Durante a sobremesa, Carina me olhou de repente e soltou algo que me pegou desprevenida. Disse que tinha reparado em Ricardo. Contou que, desde sempre, ele fora seco demais, prático ao ponto de parecer frio. E que pela primeira vez ela via nele um homem capaz de expressar afeto. Não falou como cobrança, mas como constatação.
Virou-se para mim e completou, direta. Você conseguiu o que eu nunca consegui. Ele mudou por você.

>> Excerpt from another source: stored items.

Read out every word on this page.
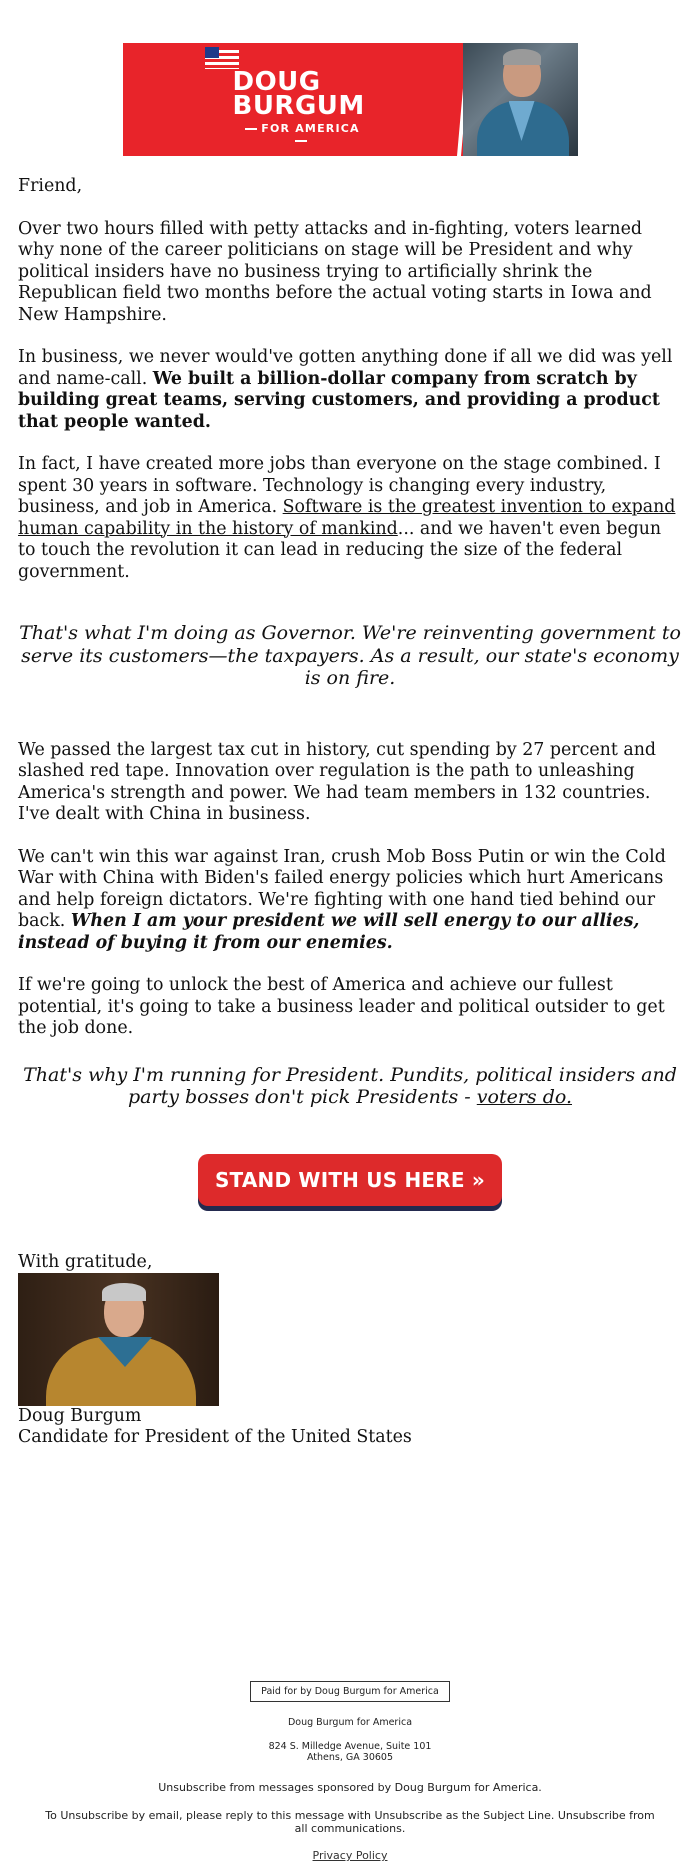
DOUG
BURGUM
FOR AMERICA

Friend,

Over two hours filled with petty attacks and in-fighting, voters learned why none of the career politicians on stage will be President and why political insiders have no business trying to artificially shrink the Republican field two months before the actual voting starts in Iowa and New Hampshire.

In business, we never would've gotten anything done if all we did was yell and name-call. We built a billion-dollar company from scratch by building great teams, serving customers, and providing a product that people wanted.

In fact, I have created more jobs than everyone on the stage combined. I spent 30 years in software. Technology is changing every industry, business, and job in America. Software is the greatest invention to expand human capability in the history of mankind... and we haven't even begun to touch the revolution it can lead in reducing the size of the federal government.

That's what I'm doing as Governor. We're reinventing government to serve its customers—the taxpayers. As a result, our state's economy is on fire.

We passed the largest tax cut in history, cut spending by 27 percent and slashed red tape. Innovation over regulation is the path to unleashing America's strength and power. We had team members in 132 countries. I've dealt with China in business.

We can't win this war against Iran, crush Mob Boss Putin or win the Cold War with China with Biden's failed energy policies which hurt Americans and help foreign dictators. We're fighting with one hand tied behind our back. When I am your president we will sell energy to our allies, instead of buying it from our enemies.

If we're going to unlock the best of America and achieve our fullest potential, it's going to take a business leader and political outsider to get the job done.

That's why I'm running for President. Pundits, political insiders and party bosses don't pick Presidents - voters do.

STAND WITH US HERE »
With gratitude,
Doug Burgum
Candidate for President of the United States
Paid for by Doug Burgum for America
Doug Burgum for America
824 S. Milledge Avenue, Suite 101
Athens, GA 30605
Unsubscribe from messages sponsored by Doug Burgum for America.
To Unsubscribe by email, please reply to this message with Unsubscribe as the Subject Line. Unsubscribe from all communications.
Privacy Policy
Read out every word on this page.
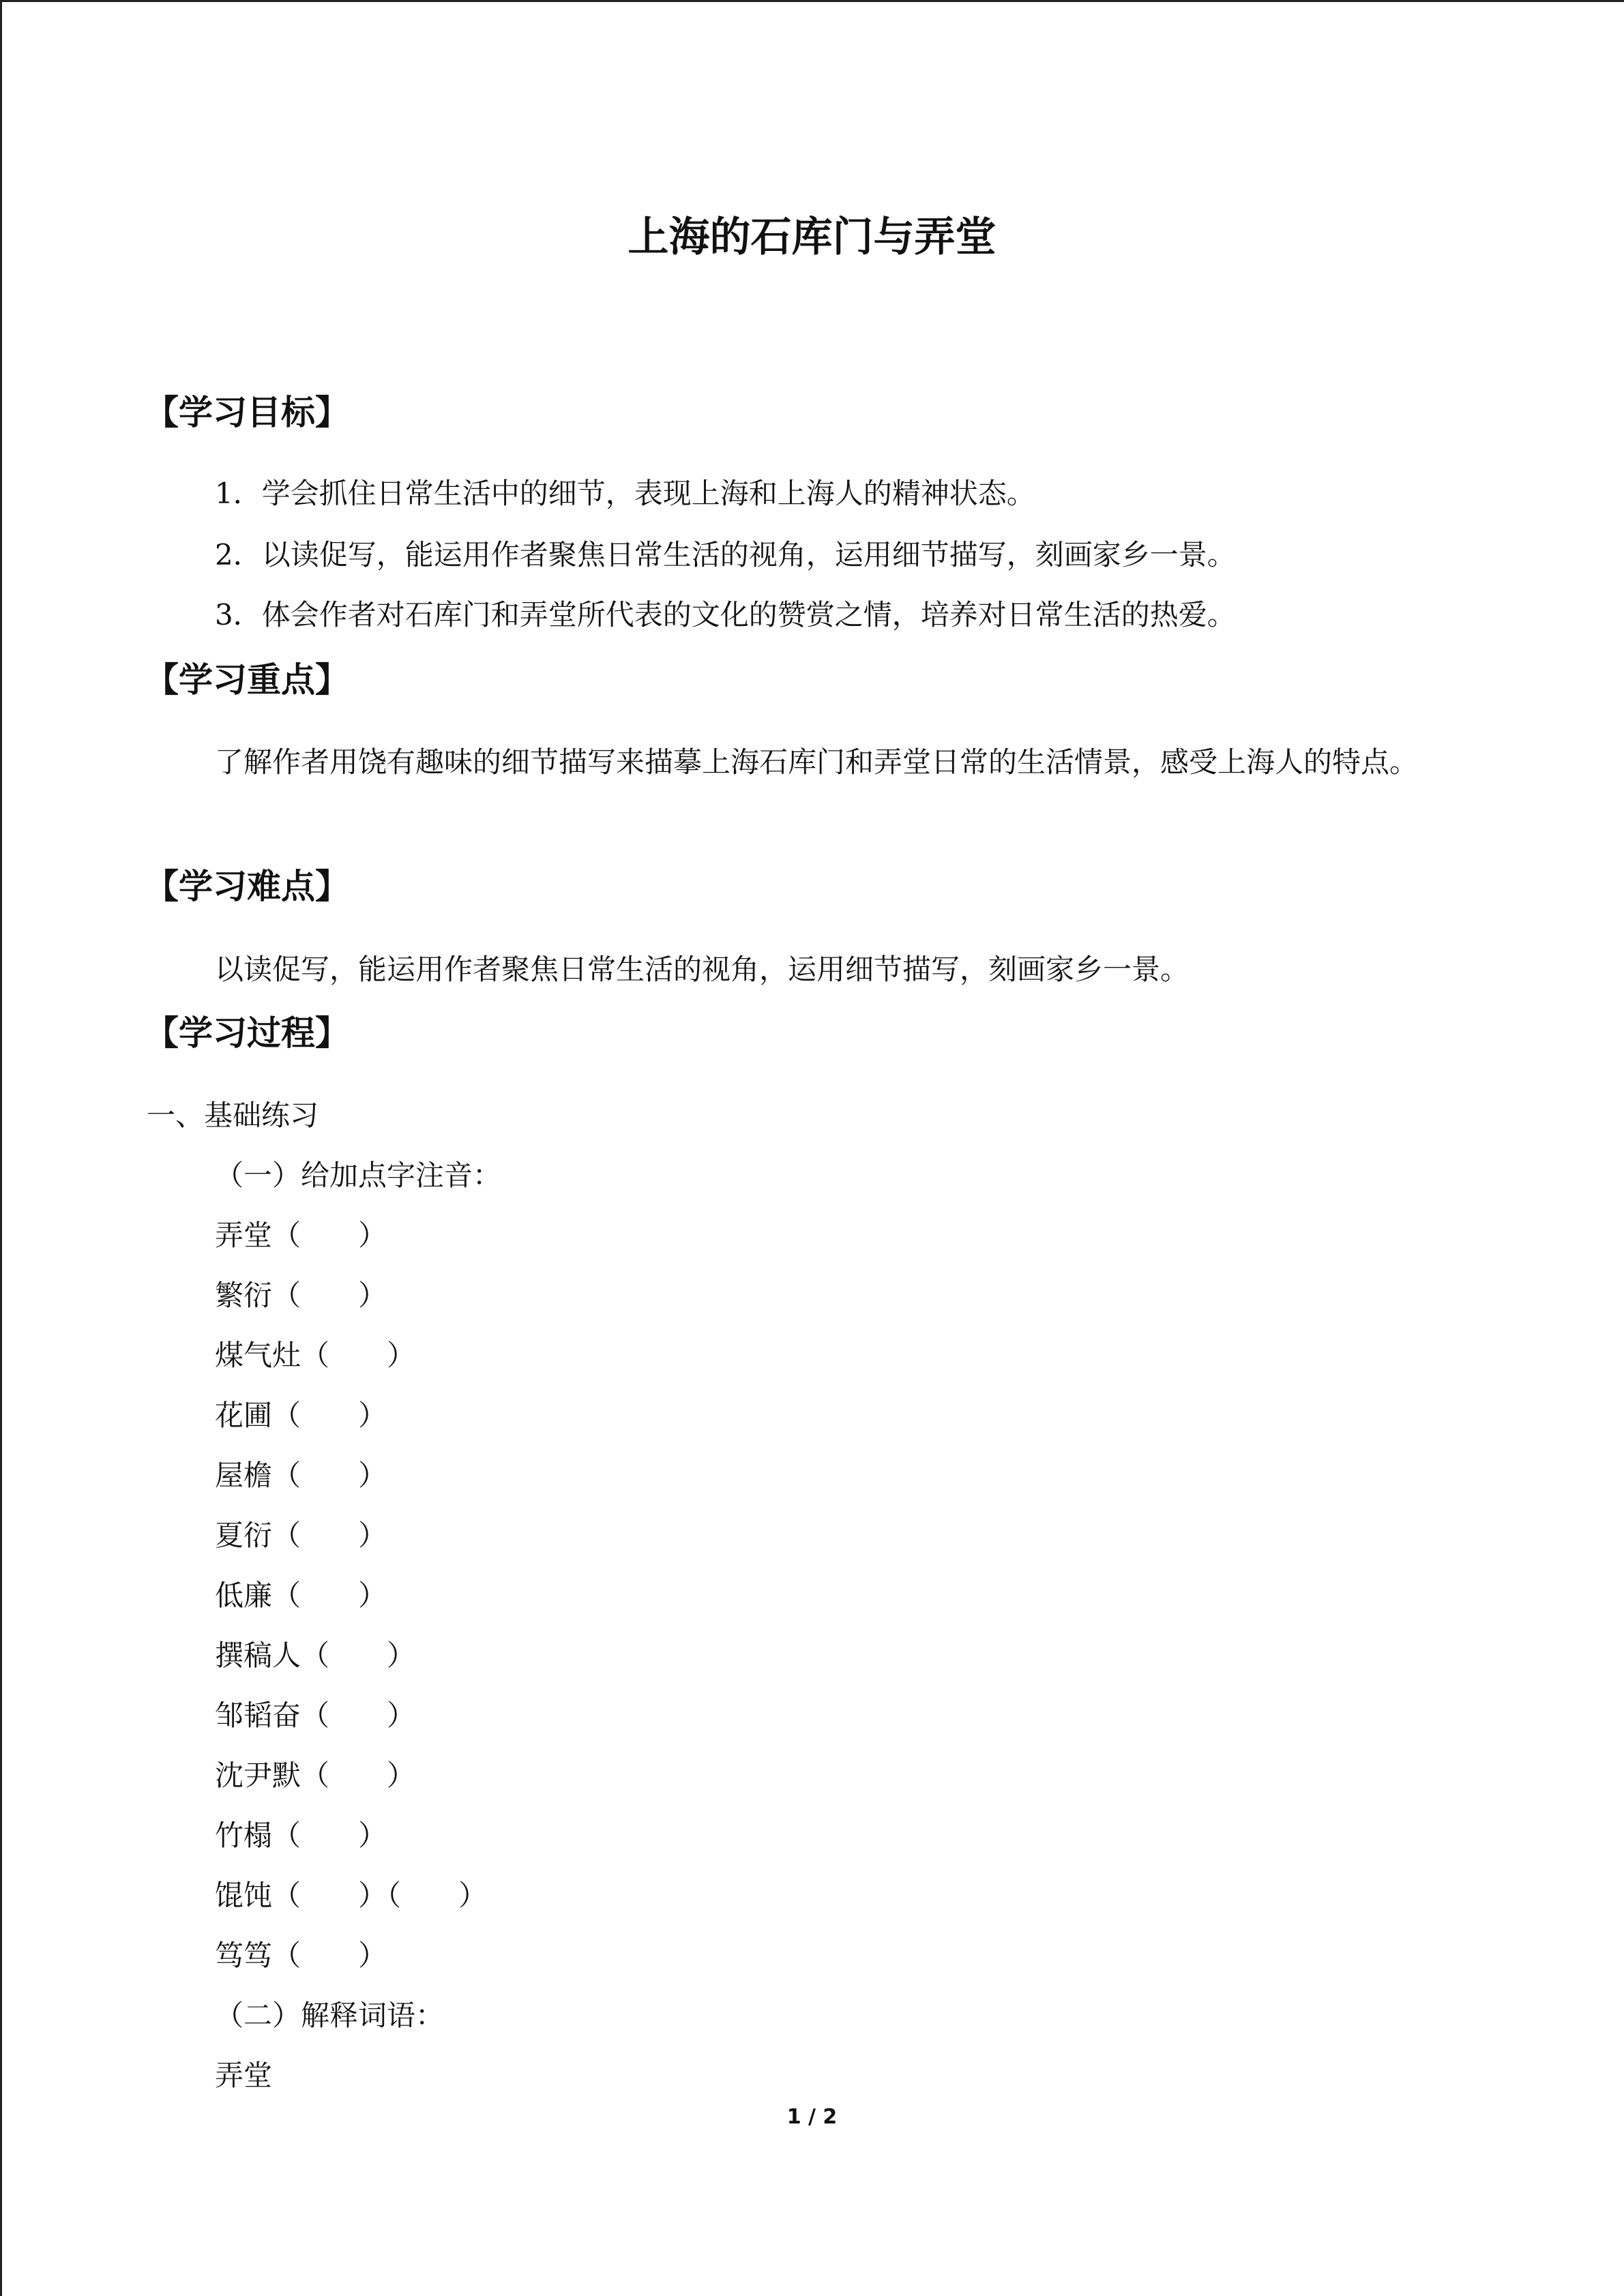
上海的石库门与弄堂
【学习目标】
1．学会抓住日常生活中的细节，表现上海和上海人的精神状态。
2．以读促写，能运用作者聚焦日常生活的视角，运用细节描写，刻画家乡一景。
3．体会作者对石库门和弄堂所代表的文化的赞赏之情，培养对日常生活的热爱。
【学习重点】
了解作者用饶有趣味的细节描写来描摹上海石库门和弄堂日常的生活情景，感受上海人的特点。
【学习难点】
以读促写，能运用作者聚焦日常生活的视角，运用细节描写，刻画家乡一景。
【学习过程】
一、基础练习
（一）给加点字注音：
弄堂（　　）
繁衍（　　）
煤气灶（　　）
花圃（　　）
屋檐（　　）
夏衍（　　）
低廉（　　）
撰稿人（　　）
邹韬奋（　　）
沈尹默（　　）
竹榻（　　）
馄饨（　　）（　　）
笃笃（　　）
（二）解释词语：
弄堂
1 / 2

Não era repetição do que já tinha dito antes — dessa vez havia ternura no tom, como se ela mesma estivesse se rendendo a um fato. Eu sorri sem graça, tentando encontrar palavras, mas Carina não esperou resposta. Apenas segurou minha mão por um instante e disse que entendia. Como mulher, sabia o que era deixar o orgulho falar mais alto quando nos sentimos traídas ou ameaçadas. E acrescentou que, se estivesse no meu lugar, talvez tivesse feito pior.

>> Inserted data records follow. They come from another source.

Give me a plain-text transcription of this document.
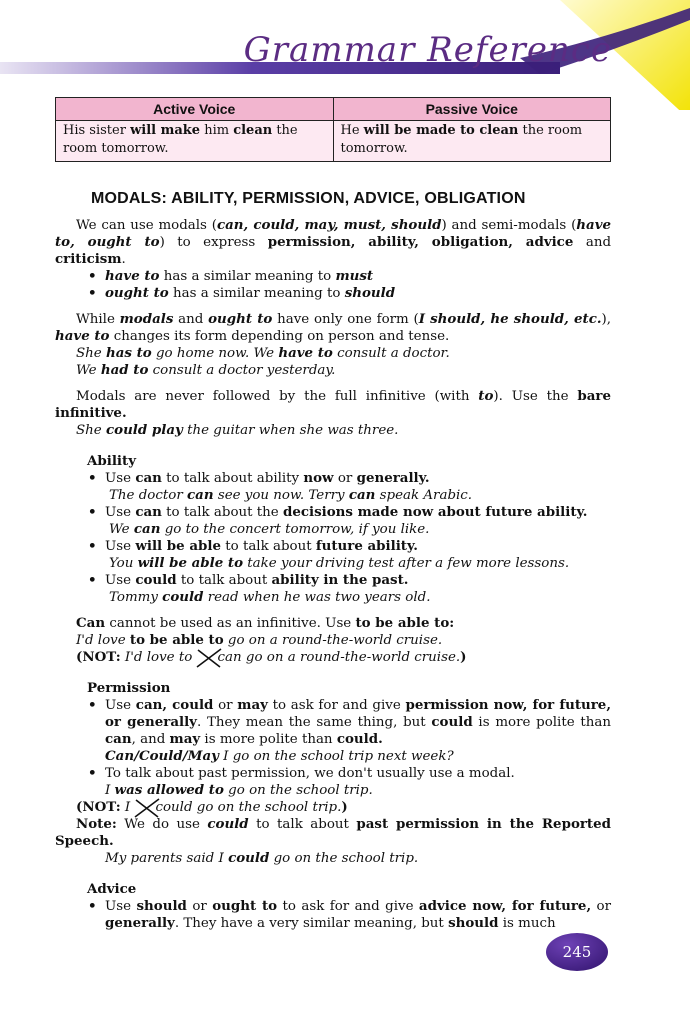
Grammar Reference
Active Voice	Passive Voice
His sister will make him clean the room tomorrow.	He will be made to clean the room tomorrow.
MODALS: ABILITY, PERMISSION, ADVICE, OBLIGATION

We can use modals (can, could, may, must, should) and semi-modals (have to, ought to) to express permission, ability, obligation, advice and criticism.

• have to has a similar meaning to must
• ought to has a similar meaning to should

While modals and ought to have only one form (I should, he should, etc.), have to changes its form depending on person and tense.

She has to go home now. We have to consult a doctor.

We had to consult a doctor yesterday.

Modals are never followed by the full infinitive (with to). Use the bare infinitive.

She could play the guitar when she was three.

Ability

• Use can to talk about ability now or generally.

The doctor can see you now. Terry can speak Arabic.

• Use can to talk about the decisions made now about future ability.

We can go to the concert tomorrow, if you like.

• Use will be able to talk about future ability.

You will be able to take your driving test after a few more lessons.

• Use could to talk about ability in the past.

Tommy could read when he was two years old.

Can cannot be used as an infinitive. Use to be able to:

I'd love to be able to go on a round-the-world cruise.

(NOT: I'd love to can
go on a round-the-world cruise.)

Permission

• Use can, could or may to ask for and give permission now, for future, or generally. They mean the same thing, but could is more polite than can, and may is more polite than could.

Can/Could/May I go on the school trip next week?

• To talk about past permission, we don't usually use a modal.

I was allowed to go on the school trip.

(NOT: I could
go on the school trip.)

Note: We do use could to talk about past permission in the Reported Speech.

My parents said I could go on the school trip.

Advice

• Use should or ought to to ask for and give advice now, for future, or generally. They have a very similar meaning, but should is much
245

Ricardo permaneceu em silêncio, mas seu olhar denunciava tudo. Ele parecia ouvir aquilo como quem recebe um presente inesperado. Quando Carina terminou de falar, ele apenas respirou fundo, ergueu o olhar para nós duas e sorriu com simplicidade. Pela primeira vez em muito tempo, parecia em paz.
Naquela noite, quando Carina foi embora, Ricardo me puxou para perto. Disse que, ver nós duas conversando daquele jeito, era como sentir um peso sair de seus ombros. Não precisava mais viver dividido entre duas forças que amava.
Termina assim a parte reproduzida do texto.